A todos nos gusta que nos reconozcan, sobre todo cuando uno hace un buen trabajo y hay toda una vida detrás, más de 20 años entrenando. En los Juegos de Londres me sentí muy orgulloso de que le hayan dado difusión mediática a las dos finales olímpicas. Me di cuenta que a los chilenos les interesa conocer y vibrar con otros deportes.

– Luego de Río 2016, ¿estás pensando en el retiro?

– Creo que el peak de mi rendimiento va a ser en los próximos Juegos Olímpicos y claramente  para después estoy pensando en un retiro, aunque no sé si va a ser a corto o mediano plazo.  Difícilmente podría seguir entrenando para otro ciclo olímpico. No me proyecto otro ciclo olímpico luego de Río 2016.

– Y después del retiro, ¿qué piensas hacer?

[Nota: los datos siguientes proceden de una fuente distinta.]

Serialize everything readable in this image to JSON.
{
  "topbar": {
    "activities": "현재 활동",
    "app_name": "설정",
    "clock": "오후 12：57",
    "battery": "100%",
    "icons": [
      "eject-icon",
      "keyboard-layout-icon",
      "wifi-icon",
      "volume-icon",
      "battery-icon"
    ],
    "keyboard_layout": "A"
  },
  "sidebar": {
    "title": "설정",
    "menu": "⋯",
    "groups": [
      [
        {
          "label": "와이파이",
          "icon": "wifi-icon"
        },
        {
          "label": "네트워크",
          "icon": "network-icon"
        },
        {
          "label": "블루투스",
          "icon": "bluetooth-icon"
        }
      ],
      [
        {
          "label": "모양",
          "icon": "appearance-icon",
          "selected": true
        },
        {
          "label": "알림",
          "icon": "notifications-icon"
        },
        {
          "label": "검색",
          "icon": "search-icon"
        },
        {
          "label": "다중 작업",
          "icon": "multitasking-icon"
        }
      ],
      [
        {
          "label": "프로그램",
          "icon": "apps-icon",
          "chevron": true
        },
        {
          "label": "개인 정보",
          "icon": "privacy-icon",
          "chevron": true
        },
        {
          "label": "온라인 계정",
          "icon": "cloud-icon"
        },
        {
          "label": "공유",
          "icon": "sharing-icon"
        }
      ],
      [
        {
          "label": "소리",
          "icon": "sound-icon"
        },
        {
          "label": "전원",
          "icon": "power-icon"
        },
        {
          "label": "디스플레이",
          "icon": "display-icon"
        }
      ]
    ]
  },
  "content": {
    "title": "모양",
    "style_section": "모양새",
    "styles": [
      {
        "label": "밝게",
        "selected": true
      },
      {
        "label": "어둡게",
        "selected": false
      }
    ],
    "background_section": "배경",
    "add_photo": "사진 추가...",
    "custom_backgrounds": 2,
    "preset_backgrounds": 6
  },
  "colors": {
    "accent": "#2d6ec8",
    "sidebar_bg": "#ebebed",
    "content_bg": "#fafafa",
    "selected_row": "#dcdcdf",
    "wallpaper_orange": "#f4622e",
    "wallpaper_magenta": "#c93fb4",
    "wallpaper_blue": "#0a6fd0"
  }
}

– Quiero seguir ligado al deporte. Quiero crear una escuela de gimnasia. Me gustaría mucho que los niños tengan una buena base de gimnasia, porque creo que es uno de los deportes más completos. También me gustaría colaborar en la Federación de Gimnasia o en otra organización.

– ¿Te gustaría ser Ministro del Deporte?

– Si. Claramente tendría que capacitarme, pero me gustaría. Con mi experiencia como deportista de alto rendimiento, podría aportar mucho para el mejoramiento del deporte a nivel país. Inevitablemente estaría ligado a la política, pero creo que en mi caso, le daría al cargo un enfoque más profesional.

Tomás González por dentro

Tiene 28 años, estuvo en el colegio San Juan Evangelista, es hijo de gimnastas, vive solo desde hace 2 años, estudia kinesiología y entrena de lunes a sábado. “El poco tiempo libre que tengo, trato de descansar. No soy muy bueno para salir. Me paso la vida entrenando o estudiando”.

– Y dentro de los proyectos a futuro ¿has pensado en tener una familia?

– Me gustaría formar una familia, pero ahora claramente no es mi prioridad. Los entrenamientos, las competencias, me consumen mucho tiempo.

– ¿Estás emparejado, tienes polola?

– No, sólo gimnasia.

– ¿Dónde te sientes libre?

– Es raro decirlo, pero donde más me siento libre es en el gimnasio. Es extraña esa dualidad que siento en el gimnasio, porque por un lado representa un encierro, pero por otro lado ahí crecí, me desarrollé y es el lugar que me ha dado todas las herramientas para desarrollarme como persona.

– Si no hubieses sido gimnasta ¿a qué te hubieses dedicado?

– Me cuesta imaginar mi vida sin la gimnasia, porque desde que tengo conciencia practico este deporte. Mi mamá tiene guardado un cuadro del jardín infantil, donde había que dibujar lo que uno quería ser cuando grande y yo dibujé un gimnasta.

– ¿Cuál es tu gran sueño en la vida?

– Mi sueño era llegar a unos Juegos Olímpicos y estar en una final. Eso ya lo cumplí. Ahora, replantearme un nuevo sueño sería estar en Río 2016 y luego de eso, tener mi propia escuela. Me gustaría traspasar todos mis conocimientos y vivencias a los niños. Sería súper bueno que exista una muy buena escuela de gimnasia en nuestro país.